Julia Flux Embeddings

Flux Embedding Vectors

  • Flux provides Embedding Vectors
    • these layers accept an index, and return a vector
      • or several indices, and several vectors
    • the possible embedding vectors are learned parameters

Flux.Embedding - Type `Embedding(in => out; init=randn32)`

  • a lookup table that stores embeddings of dimension `out` for a vocab of size `in`
    • as a trainable matrix
  • this layer is often used to store word embeddings and retrieve them using indices
    • input to the layer can be a vocabulary index `1:in`
      • an array of indices, or the corresponding onehotencoding
  • for indices `x`, the result is of size `(out, size(x)…)`
    • allowing for several batch dimensions, for one-hot `ohx`
      • the result is of size `(out, size(ohx)[2:end]…)`
using Flux
emb = Embedding(26 => 4, init=Flux.indentity_init(gain=22))
emb([3, 1, 20, 14, 4, 15, 7])  # vocabulary indices, in 1:26
ans == emb(Flux.onehotbatch("cat&dog", 'a':'z', 'n'))
emb(rand(1:26, (10, 1, 12))) |> size  # three batch dimensions

Transformers.jl Embed

  • we define an abstract type for embeddings
    • and a concrete implementation of the abstract type
      • the Embedding Layer, `size`, is the hidden size and `vocabsize` is number of vocabulary

just a wrapper for the embedding matrix

abstract type AbstractEmbedding end

struct Embed{F, E <: AbstractArray} <: AbstractEmbedding
    scale::F
    embeddings::E
end

@functor Embed (embeddings,)
Embed(embeddings::AbstractArray; scale = nothing) = Embed(scale, embeddings)
Embed(hidden_size::Int, vocab_size::Int; scale = nothing) = Embed(scale, randn(Float32, hidden_size, vocab_size))

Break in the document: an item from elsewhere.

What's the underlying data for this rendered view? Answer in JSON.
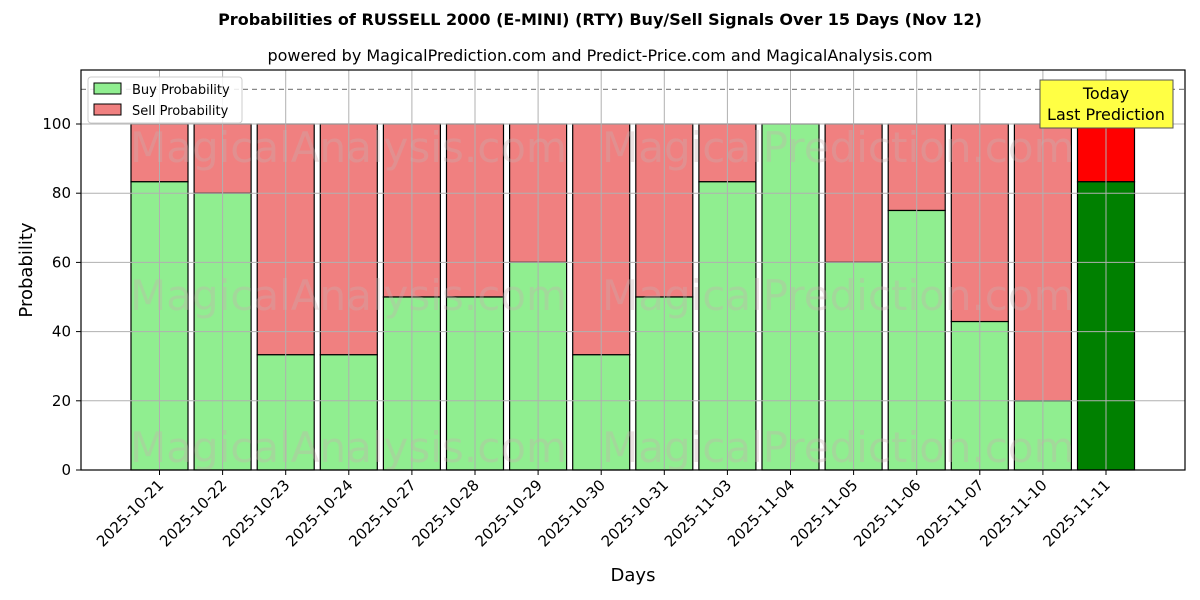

(embed::Embed{Nothing})(x) = NNlib.gather(embed.embeddings, x)
function (embed::Embed)(x)
    y = NNlib.gather(embed.embeddings, x)
    return y .* convert(eltype(y), embed.scale)
end
  • flux models are deeply nested structures and Functors.jl provides tools needed to explore those objects
    • applies funcs to the params they contain e.g. moving them to the gpu and re-build them
  • Many of the functions used by Flux.jl are provided by NNLib
    • such as softmax, sigmoid, batched multiplication, convolutions, and pooling
    • Also for use with auto-differentiation, NNLib defines gradients using ChainRules.jl, which will be seen by Zygote.jl

Transformers.jl also contains EmbedDecoder, a layer that shares weight with an embedding layer and returns the logit

  • ChainRulesCore.rrule extends the primal computation method
    • can be checked against ChainRulesTestUtils

rrule dispatches on `typeof` of the function we are writing the `rrule` for

  • as well as the types of its arguments
  • it returns the primal result y and the pullback function

Transformers defines a rrule for EmbedDecoder

Functors.jl basic usage and implementation

  • it is allowed to look into the fields of the instances of any struct
    • and modify them
      • achieved through Functors.fmap
        • a structure and type preserving map
          • transforms every leaf node by applying function `f`
            • and otherwise traverses `x` recursively using Functors.functor
              • `functor(x)` returns a tuple containing a NamedTuple of the children of `x` and a reconstruction function
        • to opt out of this behaviour
          • mark a custom type as non-traversable `@leaf`

to include only certain fields of a struct, one can pass a tuple of fieldnames to @functor

struct Baz
    x
    y
end

@functor Baz(x,)
model = Baz(1,2)
# Baz(1, 2)
fmap(float, model)
# Baz(1.0, 2)

NNLib gather

Flux's Embedding layer uses NNlib.gather as its backend

NNlib.gather(src, idx) -> dst

NNlib.gather([1,20,300,4000], [2,4,2])
#3-element Vector{Int64}:
#   20
# 4000
#   20
NNlib.gather([1 2 3; 4 5 6], [1,3,1,3,1])
#2×5 Matrix{Int64}:
# 1  3  1  3  1
# 4  6  4  6  4
  • reverse operation of `scatter`
    • gathers data from source `src` and writes its in a destination `dst` according to the index array `idx`
      • for each `k` in `CartesianIndices(idx)` assign values to `dst` according to dst[:, … , k] .= src[:, …, idx[k]…]
      • notice that if `idx` is a vector containing integers and `src` is a matrix
        • previous expression simplifies to dst[:, k] .= src[:, idx[k]]
        • and `k` will run over `1:length(idx)`